Parental Control of Mott-Insulating La2CuO4
By Johan Chang, University of Zürich
Based on article published in Nature Communications
Exposed to pressure, the lattice parameters of a material generally shrink. In turn, the electronic nearest neighbour hopping integral t increases, due to larger orbital overlap. In a Mott insulator this enhancement can trigger a bandwidth-controlled insulator-to-metal transition. Indeed, the ratio, U/t, of the electron-electron (Coulomb) interaction U and the hopping t may be driven below its critical value. This premise has led to prediction of a pressure-induced insulator-to-metal transition in hypothetical solid hydrogen. Experimentally, pressure-induced metallisations have been realised, e.g., in NiS2 and organic salts. However, besides its impact on the bandwidth, pressure also influences (in a complex fashion) the electron-electron interaction U—an effect that has received little attention so far. The fate of Mott insulators exposed to external pressure therefore remains an interesting (and unresolved) problem to consider.

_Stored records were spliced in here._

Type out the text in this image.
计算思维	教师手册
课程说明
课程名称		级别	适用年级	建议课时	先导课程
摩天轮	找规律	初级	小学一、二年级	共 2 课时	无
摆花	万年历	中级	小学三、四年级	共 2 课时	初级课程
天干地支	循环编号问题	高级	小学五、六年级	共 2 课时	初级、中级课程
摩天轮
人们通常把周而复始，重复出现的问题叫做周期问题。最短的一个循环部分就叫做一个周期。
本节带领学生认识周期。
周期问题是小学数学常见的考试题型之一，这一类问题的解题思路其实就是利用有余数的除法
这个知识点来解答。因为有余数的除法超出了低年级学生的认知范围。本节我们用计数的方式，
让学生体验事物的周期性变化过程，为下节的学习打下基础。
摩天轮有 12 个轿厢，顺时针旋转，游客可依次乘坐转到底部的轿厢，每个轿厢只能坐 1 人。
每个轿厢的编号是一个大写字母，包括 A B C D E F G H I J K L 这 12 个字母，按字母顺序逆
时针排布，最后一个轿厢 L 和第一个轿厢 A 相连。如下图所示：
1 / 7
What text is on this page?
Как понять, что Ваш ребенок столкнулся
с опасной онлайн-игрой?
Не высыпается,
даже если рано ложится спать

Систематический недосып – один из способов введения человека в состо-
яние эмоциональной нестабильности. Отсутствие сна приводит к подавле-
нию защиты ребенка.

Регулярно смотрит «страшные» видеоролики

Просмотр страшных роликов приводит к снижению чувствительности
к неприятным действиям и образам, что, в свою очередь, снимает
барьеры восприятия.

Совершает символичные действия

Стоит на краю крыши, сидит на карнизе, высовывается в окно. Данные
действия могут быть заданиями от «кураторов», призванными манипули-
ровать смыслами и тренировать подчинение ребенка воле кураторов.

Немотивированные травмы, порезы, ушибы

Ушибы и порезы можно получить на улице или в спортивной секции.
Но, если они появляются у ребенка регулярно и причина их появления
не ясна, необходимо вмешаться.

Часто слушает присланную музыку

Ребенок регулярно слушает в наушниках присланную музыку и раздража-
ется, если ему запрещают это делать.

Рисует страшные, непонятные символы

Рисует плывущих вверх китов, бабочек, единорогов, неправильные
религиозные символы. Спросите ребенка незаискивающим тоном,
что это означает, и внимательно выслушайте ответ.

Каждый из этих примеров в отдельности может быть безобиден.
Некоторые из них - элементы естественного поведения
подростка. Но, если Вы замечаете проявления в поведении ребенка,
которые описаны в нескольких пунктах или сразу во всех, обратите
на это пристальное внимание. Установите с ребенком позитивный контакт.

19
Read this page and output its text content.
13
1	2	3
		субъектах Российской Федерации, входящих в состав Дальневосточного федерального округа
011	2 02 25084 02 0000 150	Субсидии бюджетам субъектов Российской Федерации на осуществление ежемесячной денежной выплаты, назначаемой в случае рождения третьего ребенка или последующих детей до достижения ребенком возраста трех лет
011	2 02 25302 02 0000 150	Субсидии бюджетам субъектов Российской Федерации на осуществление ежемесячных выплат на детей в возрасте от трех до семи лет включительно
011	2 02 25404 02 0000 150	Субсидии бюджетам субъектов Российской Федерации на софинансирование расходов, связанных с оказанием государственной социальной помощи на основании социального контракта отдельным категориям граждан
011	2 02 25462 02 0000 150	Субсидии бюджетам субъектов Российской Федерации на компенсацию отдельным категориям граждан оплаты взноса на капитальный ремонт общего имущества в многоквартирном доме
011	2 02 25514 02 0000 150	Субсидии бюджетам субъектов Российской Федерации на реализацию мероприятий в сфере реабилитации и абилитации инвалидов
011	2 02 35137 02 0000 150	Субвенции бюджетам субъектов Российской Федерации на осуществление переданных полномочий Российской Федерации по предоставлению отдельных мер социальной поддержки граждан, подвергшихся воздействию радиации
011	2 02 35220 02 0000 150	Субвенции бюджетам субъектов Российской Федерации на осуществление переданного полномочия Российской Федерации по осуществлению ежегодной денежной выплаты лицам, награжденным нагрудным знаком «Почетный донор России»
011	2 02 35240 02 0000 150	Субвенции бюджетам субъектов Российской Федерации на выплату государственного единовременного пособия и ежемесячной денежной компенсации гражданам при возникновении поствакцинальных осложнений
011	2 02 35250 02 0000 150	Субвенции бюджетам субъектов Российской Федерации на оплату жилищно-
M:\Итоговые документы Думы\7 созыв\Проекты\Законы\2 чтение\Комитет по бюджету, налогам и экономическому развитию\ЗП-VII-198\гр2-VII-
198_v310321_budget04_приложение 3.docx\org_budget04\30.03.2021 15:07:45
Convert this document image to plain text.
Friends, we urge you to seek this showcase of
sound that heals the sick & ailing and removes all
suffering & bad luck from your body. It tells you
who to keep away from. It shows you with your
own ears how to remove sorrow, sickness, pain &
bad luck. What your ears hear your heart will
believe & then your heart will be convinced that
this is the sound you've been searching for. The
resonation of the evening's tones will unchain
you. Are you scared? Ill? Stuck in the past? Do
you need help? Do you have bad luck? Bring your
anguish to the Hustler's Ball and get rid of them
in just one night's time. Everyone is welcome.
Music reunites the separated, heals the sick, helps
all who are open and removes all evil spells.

In the case of layered copper-oxide materials (cuprates), superconductivity emerges once the Mott insulating state is doped away from half-filling. In fact, it is commonly believed that the Mott state is a precondition for cuprate high-temperature superconductivity. While the optimal doping has been established for all known cuprate systems, the ideal configuration—for superconductivity—of the parent Mott state has not been identified. Typically, it is reported that hydrostatic pressure has a positive effect on T. However, the microscopic origin of this finding remains elusive. In particular, how pressure influences the local Coulomb interaction U and the inter-site magnetic-exchange interaction—to lowest order—J = 4t2/U, is an unresolved problem.
We have carried out a combined x-ray absorption spectroscopy (XAS) and resonant inelastic x-ray scattering (RIXS) study of the La2CuO4 Mott insulating phase. By straining thin films, the crystal field environment, as well as the energy scales t and U that define the degree of electronic correlations, was tuned. In stark contrast to predictions for elementary hydrogen and observations on standard Mott insulating compounds, we demonstrate that U/t remains approximately constant with in-plane strain. In La2CuO4, both U and t are increasing with compressive strain. In-plane strain is therefore not pushing La2CuO4 closer to the metallisation limit. Instead, strain enhances the stiffness, i.e., the exchange interaction J. For superconductivity, originating from the anti-ferromagnetic pairing channel, the exchange interaction is a key energy scale. Our study demonstrates how Jeff can be controlled and enhanced with direct implications for the optimisation of superconductivity.